Woman With A Cathode Ray Tube & Camera
In the 1960s, when public libraries were plentiful, I would spend hours at the central reference library in Coventry looking through service manuals for electrical appliances. I was fascinated by how Radios, TVs and tape recorders worked and I would bury my head into manuals containing circuit diagrams. On reflection I don’t think I was any the wiser regarding the science behind the appliances we all took for granted but I was drawn to the circuit diagrams and illustrations that were a guide to engineers who used to repair equipment before the era where everything was just thrown away and replaced with an ‘improved’ model. Probably the diagrams resonated with the technical drawing I was studying and attempting to do at school at the time.
I recently discovered a book – ‘Radio and TV Servicing 1970-71 Models’ at a nearby charity shop. It immediately pulled me back to my youth and my attraction to circuit diagrams. The 50p I paid for the book was the cheapest nostalgia trip I’ve experienced. Now I understand I was drawn to the strange beauty of the diagrams because they also reminded me of road maps and the mysterious inscriptions on ancient Egyptian monuments, tombs and buildings. I immediately went to work in incorporating the diagrams into some artwork.

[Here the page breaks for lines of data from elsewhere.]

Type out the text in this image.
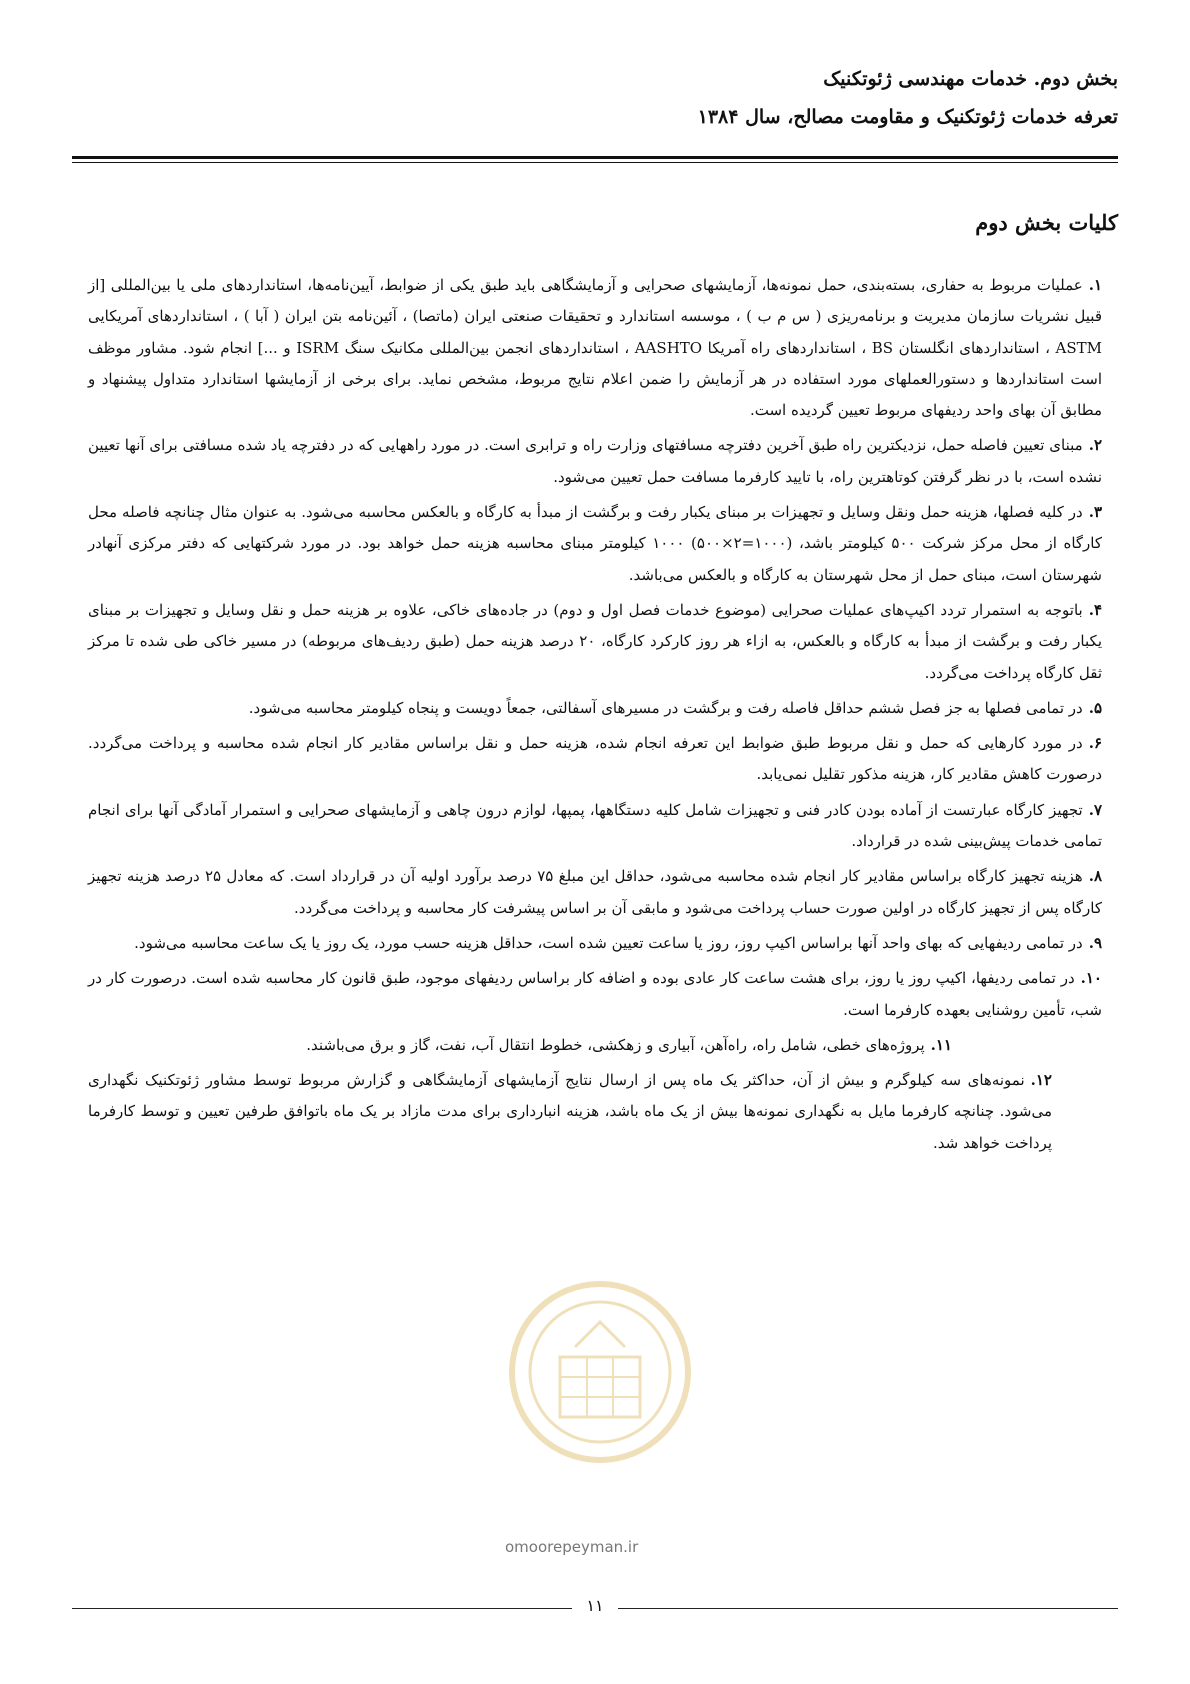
بخش دوم. خدمات مهندسی ژئوتکنیک
تعرفه خدمات ژئوتکنیک و مقاومت مصالح، سال ۱۳۸۴
کلیات بخش دوم

۱.عملیات مربوط به حفاری، بسته‌بندی، حمل نمونه‌ها، آزمایشهای صحرایی و آزمایشگاهی باید طبق یکی از ضوابط، آیین‌نامه‌ها، استانداردهای ملی یا بین‌المللی [از قبیل نشریات سازمان مدیریت و برنامه‌ریزی ( س م ب ) ، موسسه استاندارد و تحقیقات صنعتی ایران (ماتصا) ، آئین‌نامه بتن ایران ( آبا ) ، استانداردهای آمریکایی ASTM ، استانداردهای انگلستان BS ، استانداردهای راه آمریکا AASHTO ، استانداردهای انجمن بین‌المللی مکانیک سنگ ISRM و ...] انجام شود. مشاور موظف است استانداردها و دستورالعملهای مورد استفاده در هر آزمایش را ضمن اعلام نتایج مربوط، مشخص نماید. برای برخی از آزمایشها استاندارد متداول پیشنهاد و مطابق آن بهای واحد ردیفهای مربوط تعیین گردیده است.

۲.مبنای تعیین فاصله حمل، نزدیکترین راه طبق آخرین دفترچه مسافتهای وزارت راه و ترابری است. در مورد راههایی که در دفترچه یاد شده مسافتی برای آنها تعیین نشده است، با در نظر گرفتن کوتاهترین راه، با تایید کارفرما مسافت حمل تعیین می‌شود.

۳.در کلیه فصلها، هزینه حمل ونقل وسایل و تجهیزات بر مبنای یکبار رفت و برگشت از مبدأ به کارگاه و بالعکس محاسبه می‌شود. به عنوان مثال چنانچه فاصله محل کارگاه از محل مرکز شرکت ۵۰۰ کیلومتر باشد، (۱۰۰۰=۲×۵۰۰) ۱۰۰۰ کیلومتر مبنای محاسبه هزینه حمل خواهد بود. در مورد شرکتهایی که دفتر مرکزی آنهادر شهرستان است، مبنای حمل از محل شهرستان به کارگاه و بالعکس می‌باشد.

۴.باتوجه به استمرار تردد اکیپ‌های عملیات صحرایی (موضوع خدمات فصل اول و دوم) در جاده‌های خاکی، علاوه بر هزینه حمل و نقل وسایل و تجهیزات بر مبنای یکبار رفت و برگشت از مبدأ به کارگاه و بالعکس، به ازاء هر روز کارکرد کارگاه، ۲۰ درصد هزینه حمل (طبق ردیف‌های مربوطه) در مسیر خاکی طی شده تا مرکز ثقل کارگاه پرداخت می‌گردد.

۵.در تمامی فصلها به جز فصل ششم حداقل فاصله رفت و برگشت در مسیرهای آسفالتی، جمعاً دویست و پنجاه کیلومتر محاسبه می‌شود.

۶.در مورد کارهایی که حمل و نقل مربوط طبق ضوابط این تعرفه انجام شده، هزینه حمل و نقل براساس مقادیر کار انجام شده محاسبه و پرداخت می‌گردد. درصورت کاهش مقادیر کار، هزینه مذکور تقلیل نمی‌یابد.

۷.تجهیز کارگاه عبارتست از آماده بودن کادر فنی و تجهیزات شامل کلیه دستگاهها، پمپها، لوازم درون چاهی و آزمایشهای صحرایی و استمرار آمادگی آنها برای انجام تمامی خدمات پیش‌بینی شده در قرارداد.

۸.هزینه تجهیز کارگاه براساس مقادیر کار انجام شده محاسبه می‌شود، حداقل این مبلغ ۷۵ درصد برآورد اولیه آن در قرارداد است. که معادل ۲۵ درصد هزینه تجهیز کارگاه پس از تجهیز کارگاه در اولین صورت حساب پرداخت می‌شود و مابقی آن بر اساس پیشرفت کار محاسبه و پرداخت می‌گردد.

۹.در تمامی ردیفهایی که بهای واحد آنها براساس اکیپ روز، روز یا ساعت تعیین شده است، حداقل هزینه حسب مورد، یک روز یا یک ساعت محاسبه می‌شود.

۱۰.در تمامی ردیفها، اکیپ روز یا روز، برای هشت ساعت کار عادی بوده و اضافه کار براساس ردیفهای موجود، طبق قانون کار محاسبه شده است. درصورت کار در شب، تأمین روشنایی بعهده کارفرما است.

۱۱.پروژه‌های خطی، شامل راه، راه‌آهن، آبیاری و زهکشی، خطوط انتقال آب، نفت، گاز و برق می‌باشند.

۱۲.نمونه‌های سه کیلوگرم و بیش از آن، حداکثر یک ماه پس از ارسال نتایج آزمایشهای آزمایشگاهی و گزارش مربوط توسط مشاور ژئوتکنیک نگهداری می‌شود. چنانچه کارفرما مایل به نگهداری نمونه‌ها بیش از یک ماه باشد، هزینه انبارداری برای مدت مازاد بر یک ماه باتوافق طرفین تعیین و توسط کارفرما پرداخت خواهد شد.

omoorepeyman.ir
۱۱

The woman with the trolley bag is embellished with a major invention during her life time: the cathode ray tube to which which I’ve added the lens of an early 20th century camera (which preceded television). The short time, in historic terms, of the existence of beguiling electrical diagrams with valves and other pre miniaturised cicuitry hardly competes with the power of ancient Egyptian iconagraphy but it still has a visual allure which deserves the interest of artists.